Manic patients often have thoughts of increased self-worth, self-confidence, optimism and grandiose plans. The typical feature is flight of ideas, which refers to rapidly flowing thoughts that jump quickly from one idea to another. There is generally some understandable connection to the flow of ideas. Grandiose delusions (e.g., that they have special powers or special importance) may be present.
Patients with schizophrenia may have delusions (beliefs that are strongly held and clearly untrue) and thought disorder (disorganised thoughts causing abnormal speech and behaviour). This makes the things they say difficult or impossible to follow and understand. Specific examples include:
- Somatic passivity (believing that an external entity is controlling their sensations and actions)
- Thought insertion or thought withdrawal (believing that an external entity is inserting or removing their thoughts)
- Thought broadcasting (believing that others are overhearing their thoughts)
- Persecutory delusions (a false belief that a person or group is going to harm them)
- Ideas of reference (a false belief that unconnected events or details in the world directly relate to them)

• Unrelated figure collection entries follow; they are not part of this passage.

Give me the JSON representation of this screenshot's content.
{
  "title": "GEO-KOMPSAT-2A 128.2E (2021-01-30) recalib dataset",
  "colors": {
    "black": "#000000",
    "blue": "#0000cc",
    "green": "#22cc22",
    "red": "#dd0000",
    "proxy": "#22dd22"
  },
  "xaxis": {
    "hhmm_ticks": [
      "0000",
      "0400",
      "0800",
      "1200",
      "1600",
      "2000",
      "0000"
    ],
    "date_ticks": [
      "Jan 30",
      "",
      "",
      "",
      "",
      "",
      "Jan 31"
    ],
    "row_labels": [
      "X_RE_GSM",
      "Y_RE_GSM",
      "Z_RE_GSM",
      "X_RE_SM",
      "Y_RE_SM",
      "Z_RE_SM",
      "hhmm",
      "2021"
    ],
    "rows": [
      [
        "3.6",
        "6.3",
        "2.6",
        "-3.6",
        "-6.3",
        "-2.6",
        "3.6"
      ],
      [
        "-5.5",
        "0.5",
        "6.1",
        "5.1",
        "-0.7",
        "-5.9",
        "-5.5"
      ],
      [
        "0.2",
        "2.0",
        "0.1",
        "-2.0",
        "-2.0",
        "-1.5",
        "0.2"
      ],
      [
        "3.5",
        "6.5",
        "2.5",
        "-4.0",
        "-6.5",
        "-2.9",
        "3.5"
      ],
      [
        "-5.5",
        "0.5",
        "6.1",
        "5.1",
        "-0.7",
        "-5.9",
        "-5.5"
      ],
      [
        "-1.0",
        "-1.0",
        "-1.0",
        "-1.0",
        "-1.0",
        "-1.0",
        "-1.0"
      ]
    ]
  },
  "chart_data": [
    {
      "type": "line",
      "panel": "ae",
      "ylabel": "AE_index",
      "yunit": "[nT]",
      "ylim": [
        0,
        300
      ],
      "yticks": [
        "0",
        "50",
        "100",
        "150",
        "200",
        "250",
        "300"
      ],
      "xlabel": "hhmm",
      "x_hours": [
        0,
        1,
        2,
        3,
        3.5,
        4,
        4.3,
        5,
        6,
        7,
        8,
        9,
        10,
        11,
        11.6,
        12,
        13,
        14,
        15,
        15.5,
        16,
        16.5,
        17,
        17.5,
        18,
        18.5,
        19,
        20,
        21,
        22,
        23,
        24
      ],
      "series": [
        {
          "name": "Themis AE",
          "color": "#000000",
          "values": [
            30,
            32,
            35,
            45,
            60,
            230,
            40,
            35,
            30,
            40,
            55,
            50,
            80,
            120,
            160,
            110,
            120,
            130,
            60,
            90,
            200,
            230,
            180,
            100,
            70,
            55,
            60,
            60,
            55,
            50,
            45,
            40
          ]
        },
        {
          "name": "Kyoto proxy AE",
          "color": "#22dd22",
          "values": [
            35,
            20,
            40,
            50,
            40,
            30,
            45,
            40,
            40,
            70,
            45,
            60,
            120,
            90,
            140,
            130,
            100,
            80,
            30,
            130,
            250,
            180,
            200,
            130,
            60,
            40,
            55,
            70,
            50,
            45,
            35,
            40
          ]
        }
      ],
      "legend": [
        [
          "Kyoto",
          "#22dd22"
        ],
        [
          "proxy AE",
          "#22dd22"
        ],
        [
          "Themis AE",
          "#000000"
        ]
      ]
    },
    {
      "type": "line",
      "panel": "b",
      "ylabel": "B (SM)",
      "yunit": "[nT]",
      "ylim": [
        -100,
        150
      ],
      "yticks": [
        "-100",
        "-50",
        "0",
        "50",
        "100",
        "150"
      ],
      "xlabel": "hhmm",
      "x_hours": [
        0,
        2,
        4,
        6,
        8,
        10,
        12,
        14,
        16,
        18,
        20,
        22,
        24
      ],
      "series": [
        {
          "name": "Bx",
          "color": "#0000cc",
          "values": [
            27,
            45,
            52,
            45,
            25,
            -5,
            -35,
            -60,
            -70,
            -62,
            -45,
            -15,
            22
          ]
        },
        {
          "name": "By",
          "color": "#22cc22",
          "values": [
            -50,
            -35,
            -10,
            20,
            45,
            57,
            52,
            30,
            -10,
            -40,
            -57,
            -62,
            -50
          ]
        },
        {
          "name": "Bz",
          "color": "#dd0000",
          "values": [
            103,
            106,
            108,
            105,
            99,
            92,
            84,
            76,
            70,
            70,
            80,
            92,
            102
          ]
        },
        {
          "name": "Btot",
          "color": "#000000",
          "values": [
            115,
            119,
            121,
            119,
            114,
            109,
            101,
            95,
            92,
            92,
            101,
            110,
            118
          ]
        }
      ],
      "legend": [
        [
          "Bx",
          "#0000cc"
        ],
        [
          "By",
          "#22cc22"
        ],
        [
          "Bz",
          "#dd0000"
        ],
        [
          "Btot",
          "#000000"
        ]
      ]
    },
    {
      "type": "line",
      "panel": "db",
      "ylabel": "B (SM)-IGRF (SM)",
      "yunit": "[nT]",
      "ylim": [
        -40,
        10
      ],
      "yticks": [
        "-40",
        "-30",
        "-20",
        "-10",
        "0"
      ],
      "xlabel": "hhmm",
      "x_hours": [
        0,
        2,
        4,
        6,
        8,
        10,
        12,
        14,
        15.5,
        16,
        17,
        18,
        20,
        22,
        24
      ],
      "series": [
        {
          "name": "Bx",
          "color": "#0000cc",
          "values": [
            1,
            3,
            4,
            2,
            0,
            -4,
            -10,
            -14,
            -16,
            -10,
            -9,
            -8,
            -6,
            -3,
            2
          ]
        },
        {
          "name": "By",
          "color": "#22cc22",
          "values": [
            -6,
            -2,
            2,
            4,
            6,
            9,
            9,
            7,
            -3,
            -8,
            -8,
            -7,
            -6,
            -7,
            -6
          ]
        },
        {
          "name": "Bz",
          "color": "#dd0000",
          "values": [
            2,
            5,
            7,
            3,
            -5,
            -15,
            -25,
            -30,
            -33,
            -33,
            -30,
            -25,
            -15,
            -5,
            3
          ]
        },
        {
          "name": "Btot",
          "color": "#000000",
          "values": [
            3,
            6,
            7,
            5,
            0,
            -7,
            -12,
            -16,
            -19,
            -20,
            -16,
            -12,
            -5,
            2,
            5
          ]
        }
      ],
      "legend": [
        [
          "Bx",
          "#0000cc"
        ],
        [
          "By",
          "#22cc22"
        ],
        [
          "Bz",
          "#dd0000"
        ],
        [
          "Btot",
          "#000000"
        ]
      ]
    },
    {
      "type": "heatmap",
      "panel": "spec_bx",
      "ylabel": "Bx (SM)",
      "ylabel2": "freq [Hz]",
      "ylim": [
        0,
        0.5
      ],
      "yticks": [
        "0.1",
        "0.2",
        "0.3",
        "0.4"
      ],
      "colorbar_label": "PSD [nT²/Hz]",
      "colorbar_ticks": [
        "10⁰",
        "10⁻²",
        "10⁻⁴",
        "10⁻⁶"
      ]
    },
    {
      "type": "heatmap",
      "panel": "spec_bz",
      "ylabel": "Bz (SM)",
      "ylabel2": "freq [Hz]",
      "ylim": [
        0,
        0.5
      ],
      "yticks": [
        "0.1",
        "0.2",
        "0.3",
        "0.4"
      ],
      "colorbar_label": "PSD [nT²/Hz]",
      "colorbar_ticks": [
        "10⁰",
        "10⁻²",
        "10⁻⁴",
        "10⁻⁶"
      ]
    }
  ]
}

- Preoccupations (being focused and absorbed with one thought without being able to move to the next)
- Loosening of associations (no logical association linking one thought to the next)
- Knight’s move thinking (jumping from one thought to another without a logical association or flow)
- Tangentiality (goes off on a tangent from the original topic without returning to that topic)
Perception
Hallucinations (hearing or seeing things that are not real) are abnormal perceptions. These may be found in:
- Psychotic depression
- Mania with psychosis
- Schizophrenia (particularly a voice narrating the person’s actions)
A delusional perception (seen in schizophrenia and psychosis) occurs when the patient experiences an ordinary and unremarkable perception (e.g., a cat crossing the road) that triggers a sudden, often self-related delusion (e.g., “and I knew I would be meeting the aliens on behalf of humanity”).
Cognition
Depressed patients often experience cognitive symptoms like poor concentration, slow thoughts, impaired memory and difficulty learning new things.
Manic patients do not typically have significant cognitive impairment, although their ideas are of lower quality and often disorganised. Cognitive impairment may be difficult to assess accurately, as the patient is easily distracted, excitable, and irritable.
Patients with schizophrenia often have some degree of cognitive impairment (e.g., difficulty with attention and memory), although it may be difficult to assess formally. They are usually oriented to person, place and time unless their delusions affect these details. Significant cognitive impairment or disorientation may suggest an alternative diagnosis (e.g., delirium).
Insight and Judgement
Depressed patients generally have insight into their low mood. They may not realise the severity of their depression. Sometimes, patients may present with other symptoms (e.g., worsening physical symptoms or memory impairment) without realising they are caused by depression. Judgment may be impaired, for example, in a hopeless patient who sees no solution to their problems and no chance of improvement.
Manic patients typically lack insight and have poor judgement. Their poor judgement often leads to issues such as gambling, sexually inappropriate behaviour, excessive spending, aggression and criminal acts.
Patients with schizophrenia typically lack insight and have impaired judgment.